Monday, June 04, 2007
Tendentious tilings
[This is my Materials Witness column for the July issue of Nature Materials]
Quasicrystal enthusiasts may have been baffled by a rather cryptic spate of comments and clarifications following in the wake of a recent article claiming that medieval Islamic artists had the tools needed to construct quasicrystalline patterns. That suggestion was made by Peter Lu at Harvard University and Paul Steinhardt at Princeton (Science 315, 1106; 2007). [See my previous post on 23 February 2007] But in a news article in the same issue, staff writer John Bohannon explained that these claims had already caused controversy, being allegedly anticipated in the work of crystallographer Emil Makovicky at the University of Copenhagen (Science 315, 1066; 2007).

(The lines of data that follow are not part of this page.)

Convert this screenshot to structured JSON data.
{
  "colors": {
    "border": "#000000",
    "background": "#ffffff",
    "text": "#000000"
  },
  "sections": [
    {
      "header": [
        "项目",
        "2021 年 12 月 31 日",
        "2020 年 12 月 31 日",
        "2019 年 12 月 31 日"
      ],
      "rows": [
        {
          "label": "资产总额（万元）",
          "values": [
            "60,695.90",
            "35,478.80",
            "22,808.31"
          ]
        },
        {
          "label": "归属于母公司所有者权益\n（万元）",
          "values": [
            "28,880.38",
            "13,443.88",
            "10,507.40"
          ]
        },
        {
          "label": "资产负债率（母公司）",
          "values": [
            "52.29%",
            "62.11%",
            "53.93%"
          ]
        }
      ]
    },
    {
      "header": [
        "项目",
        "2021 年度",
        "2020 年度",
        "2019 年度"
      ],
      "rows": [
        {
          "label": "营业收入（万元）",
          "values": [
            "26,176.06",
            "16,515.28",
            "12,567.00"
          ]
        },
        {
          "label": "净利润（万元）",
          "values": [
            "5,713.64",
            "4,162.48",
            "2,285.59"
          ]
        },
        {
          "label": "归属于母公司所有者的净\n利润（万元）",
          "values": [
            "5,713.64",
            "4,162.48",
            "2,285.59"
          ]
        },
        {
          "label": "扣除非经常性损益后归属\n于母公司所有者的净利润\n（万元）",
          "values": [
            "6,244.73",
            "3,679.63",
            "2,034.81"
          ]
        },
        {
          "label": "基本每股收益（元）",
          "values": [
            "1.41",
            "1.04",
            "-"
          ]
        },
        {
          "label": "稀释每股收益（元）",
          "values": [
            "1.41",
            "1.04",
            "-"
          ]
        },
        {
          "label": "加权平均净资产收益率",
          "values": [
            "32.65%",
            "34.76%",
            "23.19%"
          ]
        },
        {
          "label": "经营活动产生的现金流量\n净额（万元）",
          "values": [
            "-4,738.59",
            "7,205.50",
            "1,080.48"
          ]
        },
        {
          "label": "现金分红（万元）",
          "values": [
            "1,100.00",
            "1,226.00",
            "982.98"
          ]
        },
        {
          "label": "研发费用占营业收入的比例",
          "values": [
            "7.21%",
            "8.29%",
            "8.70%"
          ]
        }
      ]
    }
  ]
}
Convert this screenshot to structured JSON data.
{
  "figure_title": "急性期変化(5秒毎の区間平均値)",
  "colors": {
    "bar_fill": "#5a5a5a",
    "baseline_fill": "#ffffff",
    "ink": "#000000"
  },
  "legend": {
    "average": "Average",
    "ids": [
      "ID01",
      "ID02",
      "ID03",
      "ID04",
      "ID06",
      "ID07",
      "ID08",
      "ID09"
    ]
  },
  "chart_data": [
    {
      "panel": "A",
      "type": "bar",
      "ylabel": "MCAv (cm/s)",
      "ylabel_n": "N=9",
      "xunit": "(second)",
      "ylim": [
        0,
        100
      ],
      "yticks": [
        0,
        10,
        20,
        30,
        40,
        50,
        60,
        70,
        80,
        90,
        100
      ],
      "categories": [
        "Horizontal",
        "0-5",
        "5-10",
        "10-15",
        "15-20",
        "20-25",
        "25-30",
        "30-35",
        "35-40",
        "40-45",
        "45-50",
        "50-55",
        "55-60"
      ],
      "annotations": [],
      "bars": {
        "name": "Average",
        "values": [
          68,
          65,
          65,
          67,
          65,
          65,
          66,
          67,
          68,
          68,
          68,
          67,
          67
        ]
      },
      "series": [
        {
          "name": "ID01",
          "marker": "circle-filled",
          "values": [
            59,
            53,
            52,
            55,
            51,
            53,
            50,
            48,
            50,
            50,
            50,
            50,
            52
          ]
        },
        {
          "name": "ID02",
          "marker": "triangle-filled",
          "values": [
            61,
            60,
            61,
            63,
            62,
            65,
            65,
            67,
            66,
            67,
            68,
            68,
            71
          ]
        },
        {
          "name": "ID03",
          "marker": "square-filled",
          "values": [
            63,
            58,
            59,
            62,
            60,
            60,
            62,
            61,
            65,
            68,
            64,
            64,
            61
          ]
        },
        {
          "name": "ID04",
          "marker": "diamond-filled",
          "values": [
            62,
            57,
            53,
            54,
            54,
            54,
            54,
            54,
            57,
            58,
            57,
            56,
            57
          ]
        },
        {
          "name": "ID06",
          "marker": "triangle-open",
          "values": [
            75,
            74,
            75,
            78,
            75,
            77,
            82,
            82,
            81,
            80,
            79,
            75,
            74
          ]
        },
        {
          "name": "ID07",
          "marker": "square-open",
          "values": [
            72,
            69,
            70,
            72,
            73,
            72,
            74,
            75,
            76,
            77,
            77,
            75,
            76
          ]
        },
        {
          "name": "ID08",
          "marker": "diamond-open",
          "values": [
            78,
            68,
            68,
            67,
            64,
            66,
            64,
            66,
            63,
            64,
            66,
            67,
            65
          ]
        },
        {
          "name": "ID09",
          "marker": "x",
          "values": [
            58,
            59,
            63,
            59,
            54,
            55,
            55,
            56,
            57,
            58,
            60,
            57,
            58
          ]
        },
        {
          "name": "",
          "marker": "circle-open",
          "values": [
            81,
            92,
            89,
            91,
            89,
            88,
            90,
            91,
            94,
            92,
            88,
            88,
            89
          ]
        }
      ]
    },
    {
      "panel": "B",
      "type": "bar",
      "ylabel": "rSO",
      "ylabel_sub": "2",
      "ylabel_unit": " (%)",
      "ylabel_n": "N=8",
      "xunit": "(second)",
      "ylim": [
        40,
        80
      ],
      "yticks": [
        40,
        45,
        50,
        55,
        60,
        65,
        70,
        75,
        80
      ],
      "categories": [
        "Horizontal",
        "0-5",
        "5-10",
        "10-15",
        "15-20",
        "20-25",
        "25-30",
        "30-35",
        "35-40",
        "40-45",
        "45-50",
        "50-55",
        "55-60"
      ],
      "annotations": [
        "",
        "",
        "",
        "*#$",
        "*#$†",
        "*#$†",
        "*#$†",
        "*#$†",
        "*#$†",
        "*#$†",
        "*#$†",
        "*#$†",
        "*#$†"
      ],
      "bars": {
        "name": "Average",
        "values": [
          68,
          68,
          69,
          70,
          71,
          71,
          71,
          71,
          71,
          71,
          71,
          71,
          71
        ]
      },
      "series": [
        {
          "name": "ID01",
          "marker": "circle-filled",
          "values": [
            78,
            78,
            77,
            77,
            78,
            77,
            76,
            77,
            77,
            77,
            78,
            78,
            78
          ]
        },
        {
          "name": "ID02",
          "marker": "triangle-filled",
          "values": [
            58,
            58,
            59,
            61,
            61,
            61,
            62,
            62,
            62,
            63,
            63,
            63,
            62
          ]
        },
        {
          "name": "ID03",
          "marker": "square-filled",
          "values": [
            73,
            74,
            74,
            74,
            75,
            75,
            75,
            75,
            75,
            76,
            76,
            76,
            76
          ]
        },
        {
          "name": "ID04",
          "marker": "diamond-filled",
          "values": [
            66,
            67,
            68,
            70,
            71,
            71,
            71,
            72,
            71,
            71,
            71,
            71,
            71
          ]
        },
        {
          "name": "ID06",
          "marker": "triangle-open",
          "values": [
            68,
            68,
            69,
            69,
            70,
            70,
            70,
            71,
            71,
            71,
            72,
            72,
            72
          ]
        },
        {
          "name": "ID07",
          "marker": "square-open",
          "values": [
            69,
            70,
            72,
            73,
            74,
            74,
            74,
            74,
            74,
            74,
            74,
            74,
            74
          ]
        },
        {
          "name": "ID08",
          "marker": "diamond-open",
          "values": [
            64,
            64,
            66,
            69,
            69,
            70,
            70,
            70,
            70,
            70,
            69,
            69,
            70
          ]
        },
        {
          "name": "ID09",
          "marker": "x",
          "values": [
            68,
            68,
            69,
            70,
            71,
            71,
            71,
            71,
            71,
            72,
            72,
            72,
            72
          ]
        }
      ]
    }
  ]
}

The central thesis of Lu and Steinhardt is that Islamic artists used a series of tile shapes, which they call girih tiles, to construct their complex patterns. They can be used to make patterns of interlocking pentagons and decagons with the ‘forbidden’ symmetries characteristic of quasicrystalline metal alloys, in which these apparent symmetries, evident in diffraction patterns, are permitted by a lack of true periodicity.
Although nearly all of the designs evident on Islamic buildings of this time are periodic, Lu and Steinhardt founds that those on a fifteenth-century shrine in modern-day Iran can be mapped almost perfectly onto another tiling scheme, devised by mathematician Roger Penrose, which does generate true quasicrystals.
But in 1992 Makovicky made a very similar claim for a different Islamic tomb dating from 1197. Some accused Lu and Steinhardt of citing Makovicky’s work in a way that did not make this clear. The authors, meanwhile, admitted that they were unconvinced by Makovicky’s analysis and didn’t want to get into an argument about it.
The dispute has ruffled feathers. Science subsequently published a ‘clarification’ that irons out barely perceptible wrinkles in Bohannon’s article, while Lu and Steinhardt attempted to calm the waters with a letter in which they ‘gladly acknowledge’ earlier work (Science 316, 982; 2007). It remains to be seen whether that will do the trick, for Makovicky wasn’t the only one upset by their paper. Design consultant Jay Bonner in Santa Fe has also made previous links between Islamic patterns and quasicrystals.
Most provocatively, Bonner discusses the late-fifteenth-century Topkapi architectural scroll that furnishes the key evidence for Lu and Steinhardt’s girih scheme. Bonner points out how this scroll reveals explicitly the ‘underlying polygonal sub-grid’ used to construct the pattern it depicts. He proposes that the artists commonly used such a polygonal matrix, composed of tile-like elements, and demonstrates how these can create aperiodic space-filling designs.
Bonner does not mention quasicrystals, and his use of terms such as self-similarity and even symmetry do not always fit easily with that of physicists and mathematicians. But there’s no doubting that his work deepens the ‘can of worms’ that Bohannon says Lu and Steinhardt have opened.
All this suggests that the satellite conference of the forthcoming European Crystallographic Meeting in Marrakech this August, entitled ‘The enchanting crystallography of Moroccan ornaments’, might be more stormy than enchanting – for it includes back-to-back talks by Makovicky and Bonner.